Bei all der leidenschaftlichen Pflege der Bräuche sei diese allerdings nicht mit enormer Frömmigkeit zu verwechseln. „Sehen Sie Israel an. Es hat eine sehr säkularisierte Gesellschaft“, bemerkt Royo. „Aber die Traditionen weitergeben, das ist noch etwas anderes. Die Kinder lernen sie, damit sie wissen, woher sie kommen. Wer sie sind.“Das beharrliche Weitergeben
der eigenen Identität sei das Geheimnis des kleinen auserwählten Volkes, um durch all die Epochen bis heute – als Träger einer Weltreligion – überlebt zu haben.
Im Inneren des Tempels
„Man muss sehen, wer alles ihre Zeitgenossen waren: Perser, Chaldäer, Babylonier, die alten Ägypter und Römer“, betont Royo. „Aber nur die Juden überdauerten, obwohl sie ständig verfolgt, ausgeschlossen, hinund hergesiedelt wurden.“An das beständige Ringen um Freiheit, um den Erhalts der eigenen Essenz – an das müsse man auch heute denken, wenn man über Juden und ihre Herzens-Heimat Israel spricht.

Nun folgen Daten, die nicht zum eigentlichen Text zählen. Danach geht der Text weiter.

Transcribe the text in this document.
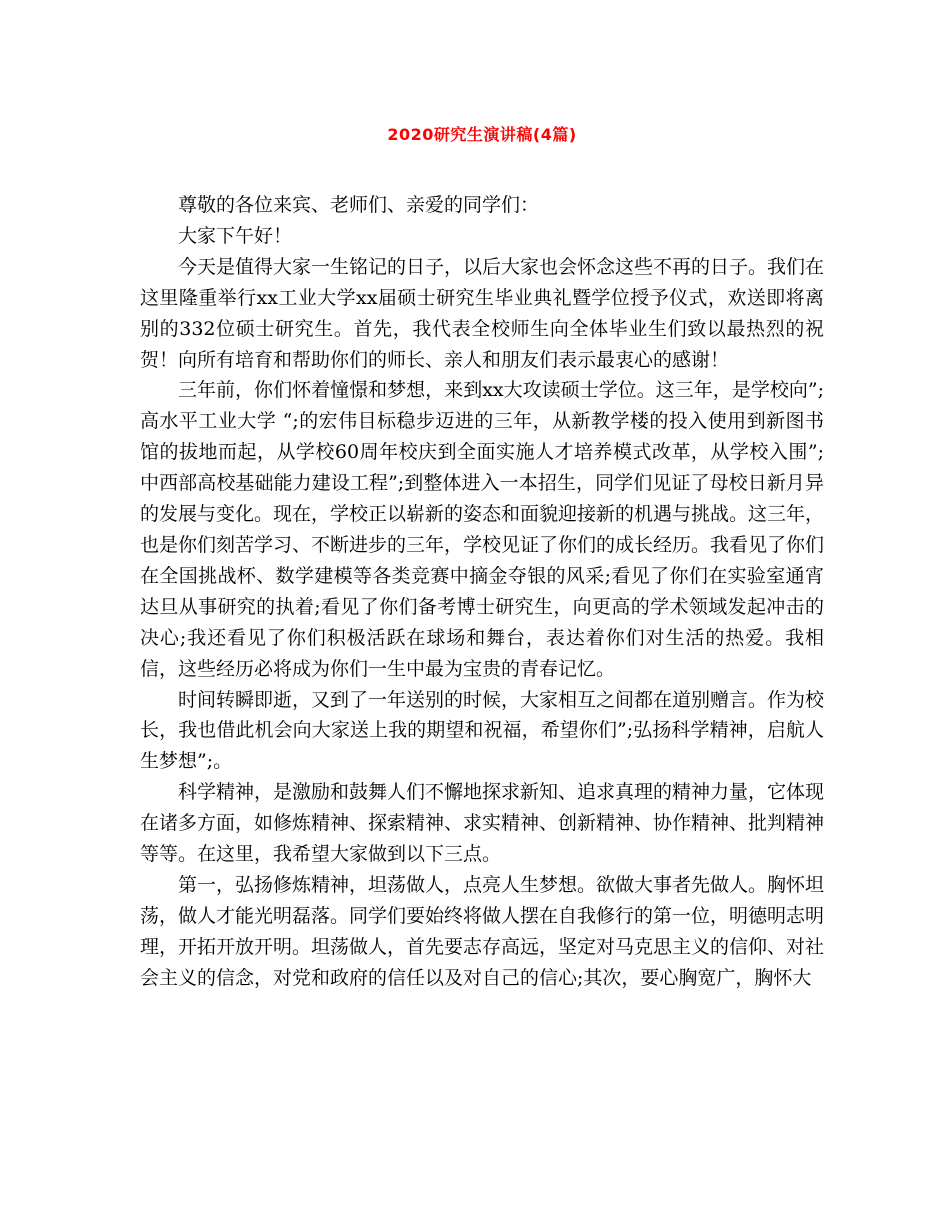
2020研究生演讲稿(4篇)

尊敬的各位来宾、老师们、亲爱的同学们：

大家下午好！

今天是值得大家一生铭记的日子，以后大家也会怀念这些不再的日子。我们在这里隆重举行xx工业大学xx届硕士研究生毕业典礼暨学位授予仪式，欢送即将离别的332位硕士研究生。首先，我代表全校师生向全体毕业生们致以最热烈的祝贺！向所有培育和帮助你们的师长、亲人和朋友们表示最衷心的感谢！

三年前，你们怀着憧憬和梦想，来到xx大攻读硕士学位。这三年，是学校向”;高水平工业大学 “;的宏伟目标稳步迈进的三年，从新教学楼的投入使用到新图书馆的拔地而起，从学校60周年校庆到全面实施人才培养模式改革，从学校入围”;中西部高校基础能力建设工程”;到整体进入一本招生，同学们见证了母校日新月异的发展与变化。现在，学校正以崭新的姿态和面貌迎接新的机遇与挑战。这三年，也是你们刻苦学习、不断进步的三年，学校见证了你们的成长经历。我看见了你们在全国挑战杯、数学建模等各类竞赛中摘金夺银的风采;看见了你们在实验室通宵达旦从事研究的执着;看见了你们备考博士研究生，向更高的学术领域发起冲击的决心;我还看见了你们积极活跃在球场和舞台，表达着你们对生活的热爱。我相信，这些经历必将成为你们一生中最为宝贵的青春记忆。

时间转瞬即逝，又到了一年送别的时候，大家相互之间都在道别赠言。作为校长，我也借此机会向大家送上我的期望和祝福，希望你们”;弘扬科学精神，启航人生梦想”;。

科学精神，是激励和鼓舞人们不懈地探求新知、追求真理的精神力量，它体现在诸多方面，如修炼精神、探索精神、求实精神、创新精神、协作精神、批判精神等等。在这里，我希望大家做到以下三点。

第一，弘扬修炼精神，坦荡做人，点亮人生梦想。欲做大事者先做人。胸怀坦荡，做人才能光明磊落。同学们要始终将做人摆在自我修行的第一位，明德明志明理，开拓开放开明。坦荡做人，首先要志存高远，坚定对马克思主义的信仰、对社会主义的信念，对党和政府的信任以及对自己的信心;其次，要心胸宽广，胸怀大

Allzu oft werde es vergessen, mahnt María Royo. Immer wieder. Doch auch vor 2.200 Jahren betrachteten die hellenistischen Besatzer das jüdische Volk schon als erledigt. Verboten waren dessen Bräuche, das Heiligtum des einen Gottes war für damalige Götzen umgewidmet. Im Inneren des Tempels aber waren nur scheinbar die letzte Flamme aus und kein Tropfen Öl mehr da.